Unisound, a Beijing based AI company focused on speech recognition, has decided to terminate its IPO process. Surprising for some, but predicted for people in the industry.
The company was valued at CNY8 billion – with an annual turnover of CNY 200 million, that means a Price to Sales ratio (P/S) of 40. That’s the valuation before IPO – how do you expect backers and investors to make money from this IPO?
A P/S of 20 would have been much healthier, giving both the team as well as investors room to grow.
Besides, the company was making a loss exceeding CNY 300 million a year, which means it runs a CNY 500 million annual cost structure.

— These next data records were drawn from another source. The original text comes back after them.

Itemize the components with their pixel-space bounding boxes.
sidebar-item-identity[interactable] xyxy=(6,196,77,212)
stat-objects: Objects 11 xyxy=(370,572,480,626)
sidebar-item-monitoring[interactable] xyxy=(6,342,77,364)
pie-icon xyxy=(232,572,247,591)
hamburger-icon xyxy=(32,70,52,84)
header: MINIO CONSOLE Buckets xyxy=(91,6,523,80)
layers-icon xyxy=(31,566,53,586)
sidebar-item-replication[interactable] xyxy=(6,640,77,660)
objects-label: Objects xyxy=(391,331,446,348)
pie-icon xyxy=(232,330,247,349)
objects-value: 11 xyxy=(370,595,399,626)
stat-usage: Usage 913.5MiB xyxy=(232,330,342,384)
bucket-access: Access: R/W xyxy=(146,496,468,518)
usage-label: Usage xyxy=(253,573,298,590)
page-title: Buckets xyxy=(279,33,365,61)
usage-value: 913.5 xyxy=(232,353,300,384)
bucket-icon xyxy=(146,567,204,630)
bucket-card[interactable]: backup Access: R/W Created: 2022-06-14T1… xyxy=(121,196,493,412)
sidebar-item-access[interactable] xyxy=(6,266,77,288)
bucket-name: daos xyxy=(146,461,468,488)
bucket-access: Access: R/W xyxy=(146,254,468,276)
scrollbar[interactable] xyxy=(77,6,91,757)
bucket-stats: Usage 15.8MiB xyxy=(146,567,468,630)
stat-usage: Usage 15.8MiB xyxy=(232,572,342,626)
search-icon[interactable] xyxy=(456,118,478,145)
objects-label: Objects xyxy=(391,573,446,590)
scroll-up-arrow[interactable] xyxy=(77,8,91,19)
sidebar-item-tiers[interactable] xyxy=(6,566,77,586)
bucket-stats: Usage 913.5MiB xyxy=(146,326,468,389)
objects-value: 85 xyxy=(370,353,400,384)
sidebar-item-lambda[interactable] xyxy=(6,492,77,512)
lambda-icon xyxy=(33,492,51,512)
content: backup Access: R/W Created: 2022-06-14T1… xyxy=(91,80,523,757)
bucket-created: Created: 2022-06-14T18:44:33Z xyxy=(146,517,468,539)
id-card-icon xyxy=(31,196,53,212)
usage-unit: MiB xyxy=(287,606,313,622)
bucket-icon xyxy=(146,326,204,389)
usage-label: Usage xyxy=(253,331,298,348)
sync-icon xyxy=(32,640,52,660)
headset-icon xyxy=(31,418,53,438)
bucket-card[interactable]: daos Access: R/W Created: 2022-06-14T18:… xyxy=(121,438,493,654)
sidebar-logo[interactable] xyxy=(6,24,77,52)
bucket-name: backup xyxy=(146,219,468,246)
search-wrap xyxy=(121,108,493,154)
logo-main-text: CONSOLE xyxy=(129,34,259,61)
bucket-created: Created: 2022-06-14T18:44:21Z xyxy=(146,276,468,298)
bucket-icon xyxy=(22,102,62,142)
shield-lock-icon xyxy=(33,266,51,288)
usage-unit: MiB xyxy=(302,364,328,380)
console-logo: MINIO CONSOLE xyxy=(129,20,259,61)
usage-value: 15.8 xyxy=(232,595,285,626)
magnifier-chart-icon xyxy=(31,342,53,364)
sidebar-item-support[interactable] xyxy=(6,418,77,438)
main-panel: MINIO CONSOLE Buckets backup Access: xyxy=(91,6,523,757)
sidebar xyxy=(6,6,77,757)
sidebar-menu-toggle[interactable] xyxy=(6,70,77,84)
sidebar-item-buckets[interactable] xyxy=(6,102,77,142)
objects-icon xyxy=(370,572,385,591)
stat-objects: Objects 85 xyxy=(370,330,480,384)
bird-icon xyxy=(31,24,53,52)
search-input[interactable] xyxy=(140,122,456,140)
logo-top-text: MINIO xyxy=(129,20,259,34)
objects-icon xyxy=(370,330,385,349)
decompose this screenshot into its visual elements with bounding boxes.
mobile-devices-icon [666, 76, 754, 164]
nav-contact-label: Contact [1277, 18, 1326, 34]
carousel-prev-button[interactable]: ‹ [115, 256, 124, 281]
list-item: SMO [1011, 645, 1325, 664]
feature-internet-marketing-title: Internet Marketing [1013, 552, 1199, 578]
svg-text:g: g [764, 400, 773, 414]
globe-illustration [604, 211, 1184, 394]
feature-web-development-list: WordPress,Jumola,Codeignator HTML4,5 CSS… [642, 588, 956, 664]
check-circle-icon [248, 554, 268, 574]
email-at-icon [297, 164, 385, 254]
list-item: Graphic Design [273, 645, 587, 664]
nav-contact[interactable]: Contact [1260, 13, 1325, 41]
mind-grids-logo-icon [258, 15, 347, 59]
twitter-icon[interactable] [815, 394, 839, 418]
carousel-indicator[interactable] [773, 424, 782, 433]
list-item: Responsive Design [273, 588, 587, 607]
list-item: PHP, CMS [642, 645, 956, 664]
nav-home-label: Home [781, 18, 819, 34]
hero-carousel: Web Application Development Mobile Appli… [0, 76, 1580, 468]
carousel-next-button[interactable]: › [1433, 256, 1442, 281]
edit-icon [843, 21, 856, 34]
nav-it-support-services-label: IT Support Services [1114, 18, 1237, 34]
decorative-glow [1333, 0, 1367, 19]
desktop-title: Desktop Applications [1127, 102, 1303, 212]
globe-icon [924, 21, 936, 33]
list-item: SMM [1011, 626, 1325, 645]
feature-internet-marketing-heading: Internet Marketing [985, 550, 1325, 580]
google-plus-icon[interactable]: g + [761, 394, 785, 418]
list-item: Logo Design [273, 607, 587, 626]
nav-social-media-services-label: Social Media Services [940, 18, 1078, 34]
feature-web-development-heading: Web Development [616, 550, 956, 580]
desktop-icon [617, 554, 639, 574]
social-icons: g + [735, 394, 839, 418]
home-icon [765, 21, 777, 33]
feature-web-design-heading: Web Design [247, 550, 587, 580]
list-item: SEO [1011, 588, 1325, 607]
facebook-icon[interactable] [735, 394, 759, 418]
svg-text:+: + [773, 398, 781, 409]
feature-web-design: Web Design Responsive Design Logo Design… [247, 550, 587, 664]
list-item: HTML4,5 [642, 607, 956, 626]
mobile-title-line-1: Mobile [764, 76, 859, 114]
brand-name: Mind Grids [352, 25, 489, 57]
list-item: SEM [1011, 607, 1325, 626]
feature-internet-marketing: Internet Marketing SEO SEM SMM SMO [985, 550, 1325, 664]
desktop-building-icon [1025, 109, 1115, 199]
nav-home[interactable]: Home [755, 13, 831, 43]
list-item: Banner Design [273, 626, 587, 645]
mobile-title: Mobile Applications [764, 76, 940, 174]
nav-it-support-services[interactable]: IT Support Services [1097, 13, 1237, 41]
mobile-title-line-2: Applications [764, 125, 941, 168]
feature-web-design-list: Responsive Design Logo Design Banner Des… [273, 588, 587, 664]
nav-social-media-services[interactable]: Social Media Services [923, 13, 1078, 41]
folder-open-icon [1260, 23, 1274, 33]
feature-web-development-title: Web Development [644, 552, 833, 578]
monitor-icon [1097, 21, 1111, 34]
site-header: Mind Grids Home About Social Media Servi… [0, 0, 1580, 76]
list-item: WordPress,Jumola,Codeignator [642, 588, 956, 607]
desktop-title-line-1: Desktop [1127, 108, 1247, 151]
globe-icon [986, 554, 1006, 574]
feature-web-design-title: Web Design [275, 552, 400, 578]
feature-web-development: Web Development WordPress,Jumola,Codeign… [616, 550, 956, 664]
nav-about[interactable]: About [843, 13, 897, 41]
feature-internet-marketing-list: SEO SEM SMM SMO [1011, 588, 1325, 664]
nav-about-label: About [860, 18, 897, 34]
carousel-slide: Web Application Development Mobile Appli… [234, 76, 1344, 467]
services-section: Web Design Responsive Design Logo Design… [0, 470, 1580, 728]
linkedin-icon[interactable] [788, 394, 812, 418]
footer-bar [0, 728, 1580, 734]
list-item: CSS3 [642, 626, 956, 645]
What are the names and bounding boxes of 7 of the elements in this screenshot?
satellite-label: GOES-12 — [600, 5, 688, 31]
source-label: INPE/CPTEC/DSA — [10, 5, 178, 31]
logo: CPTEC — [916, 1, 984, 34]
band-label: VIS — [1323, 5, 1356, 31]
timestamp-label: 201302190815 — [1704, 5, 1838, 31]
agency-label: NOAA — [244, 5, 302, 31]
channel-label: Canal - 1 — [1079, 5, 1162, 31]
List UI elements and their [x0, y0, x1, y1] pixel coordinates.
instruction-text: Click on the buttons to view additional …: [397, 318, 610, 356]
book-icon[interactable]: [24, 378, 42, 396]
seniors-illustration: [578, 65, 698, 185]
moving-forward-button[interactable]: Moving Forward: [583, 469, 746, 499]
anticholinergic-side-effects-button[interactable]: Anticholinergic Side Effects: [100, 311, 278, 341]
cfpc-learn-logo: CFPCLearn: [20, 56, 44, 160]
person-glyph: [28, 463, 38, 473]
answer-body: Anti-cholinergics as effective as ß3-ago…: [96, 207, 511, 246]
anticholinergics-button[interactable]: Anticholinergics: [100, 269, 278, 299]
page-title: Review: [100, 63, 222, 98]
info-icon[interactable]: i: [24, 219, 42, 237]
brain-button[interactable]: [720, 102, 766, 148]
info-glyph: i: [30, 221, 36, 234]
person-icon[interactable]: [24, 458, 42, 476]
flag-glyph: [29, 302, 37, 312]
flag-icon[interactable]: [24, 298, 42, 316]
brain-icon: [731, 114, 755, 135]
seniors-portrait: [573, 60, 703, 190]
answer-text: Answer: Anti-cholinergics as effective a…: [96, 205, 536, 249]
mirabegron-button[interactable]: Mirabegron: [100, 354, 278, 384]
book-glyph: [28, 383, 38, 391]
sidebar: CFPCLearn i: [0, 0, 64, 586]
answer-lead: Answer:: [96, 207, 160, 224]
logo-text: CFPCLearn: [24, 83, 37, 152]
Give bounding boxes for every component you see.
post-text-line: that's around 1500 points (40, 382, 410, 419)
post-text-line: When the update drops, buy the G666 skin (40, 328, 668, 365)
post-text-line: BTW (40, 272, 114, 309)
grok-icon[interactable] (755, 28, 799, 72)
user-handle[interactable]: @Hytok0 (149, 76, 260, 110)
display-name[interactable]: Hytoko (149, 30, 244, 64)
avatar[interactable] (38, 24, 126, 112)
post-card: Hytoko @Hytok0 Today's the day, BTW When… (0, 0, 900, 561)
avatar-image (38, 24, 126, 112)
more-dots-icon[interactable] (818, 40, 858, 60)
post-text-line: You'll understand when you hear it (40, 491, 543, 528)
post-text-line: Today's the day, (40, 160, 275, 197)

That is scary – especially we know that AI companies ARE NOT ABLE TO productise their offerings very easily. A lot of customisation is needed for each customer deployment, meaning they can’t scale up their revenues without dramatically increasing costs.
The company ran into its current debacle because initially everyone, including the founders and investors, placed too much hope on it – resulting in a valuation that was too high to be justified by business performance, even in the current capital environment of abundant liquidity.
What should AI companies have done, or do now? Well, instead of continuously investing in more and larger client projects, one approach might be to use their high valuation to acquire more traditional businesses serving the same market.
You can’t expect those businesses to modernise themselves more efficiently to unlock their value – an acquisition will force them to do that. It is also easier than building up organically for AI companies.
Just like what internet companies and D2C brands have been doing – scale, acquire, and unlock value.